Topic 14. Optimization

Setting up one-dimensional optimization tasks - find the extremum (least or most) of the target function that is given on the set.

The Weierstrass Theorem. Any function that is continuous on a segment takes on its least and most important in this segment , and therefore there are points such that for any inequality £ £ for any one.
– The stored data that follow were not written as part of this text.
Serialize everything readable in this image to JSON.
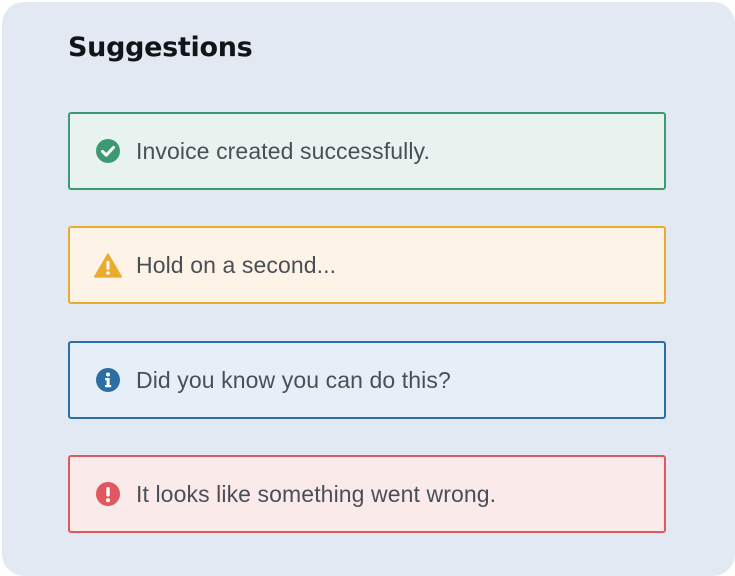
{
  "section": {
    "title": "Suggestions"
  },
  "alerts": [
    {
      "type": "success",
      "icon": "check-circle-icon",
      "message": "Invoice created successfully.",
      "color": "#3b9a72"
    },
    {
      "type": "warning",
      "icon": "warning-triangle-icon",
      "message": "Hold on a second...",
      "color": "#e9ac2f"
    },
    {
      "type": "info",
      "icon": "info-circle-icon",
      "message": "Did you know you can do this?",
      "color": "#2b6ea3"
    },
    {
      "type": "error",
      "icon": "exclamation-circle-icon",
      "message": "It looks like something went wrong.",
      "color": "#e0575f"
    }
  ]
}
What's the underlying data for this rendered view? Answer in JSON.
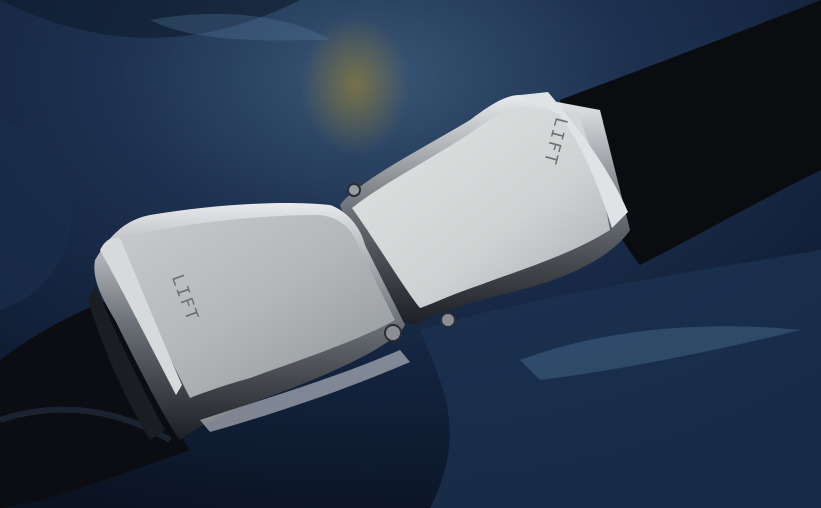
{
  "scene": {
    "subject": "seatbelt-buckles",
    "colors": {
      "leather_dark": "#0b1524",
      "leather_mid": "#1f3552",
      "leather_highlight": "#4e6f93",
      "metal_light": "#d6d8d8",
      "metal_mid": "#aeb2b3",
      "metal_shadow": "#6f7478",
      "strap": "#0a0c10",
      "chrome_dark": "#2a2d33"
    }
  },
  "buckles": [
    {
      "label": "LIFT"
    },
    {
      "label": "LIFT"
    }
  ]
}
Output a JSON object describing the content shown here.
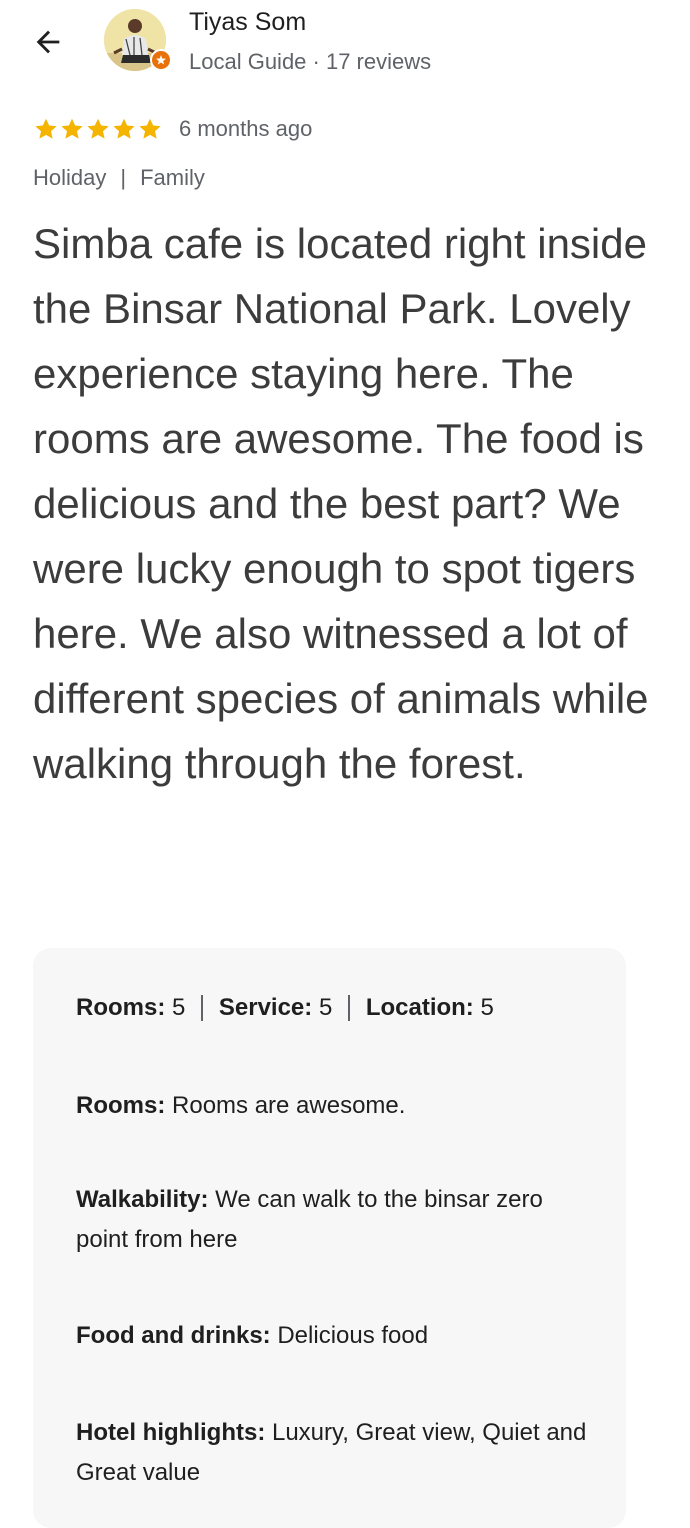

Points in which the derivative of a function equals zero are called critical or stationary points of a function). At the critical point, the "speed of the function" equals zero. The function can have the least (highest) value in one of the two boundary points of the segment, or in any of its internal points. In this case, the point must necessarily be critical - the necessary condition for the extremum.

In order to determine the smallest and largest value of the function f (x) on the segment [a, b], it is necessary to find all its critical points on the given segment, connect them to the boundary points of aib for all these points to compare the value of the function. The least and most of them give a solution to the optimization problem.

Example 1. Find the extreme values ​​of the function f (x) = 3x ⁴ -4x ³ -12x ² +2 on the segment [-2,3].

We find the derivative of the function f ¢ (x) = 12x ³ -12x ² -24x. To determine the critical points equate to zero the derivative function and find all the roots of the equation: 12x ³ -12x ² -24x = 0: x ₁ = -1, x ₂ = 0, x ₃ = 0. We compute the value of the function at these points, and also at the boundary points: f (-2) = 34, f (-1) = - 3, f (0) = 2, f (2) = - 30, f (3) = 29 A comparison of these numbers allows us to determine that the largest and smallest values ​​of the function at points respectively: fmin = (- 2) = - 30 i fmax (-2) = 34.

The method of uniformly dividing the points by segment

We take a certain number, and calculate the step and determine the value of the function in points. Among these numbers is the least. The number  can be taken at the smallest value of the function on the segment []. One of the problems is the definition of the number in order not to miss the extremum of the function.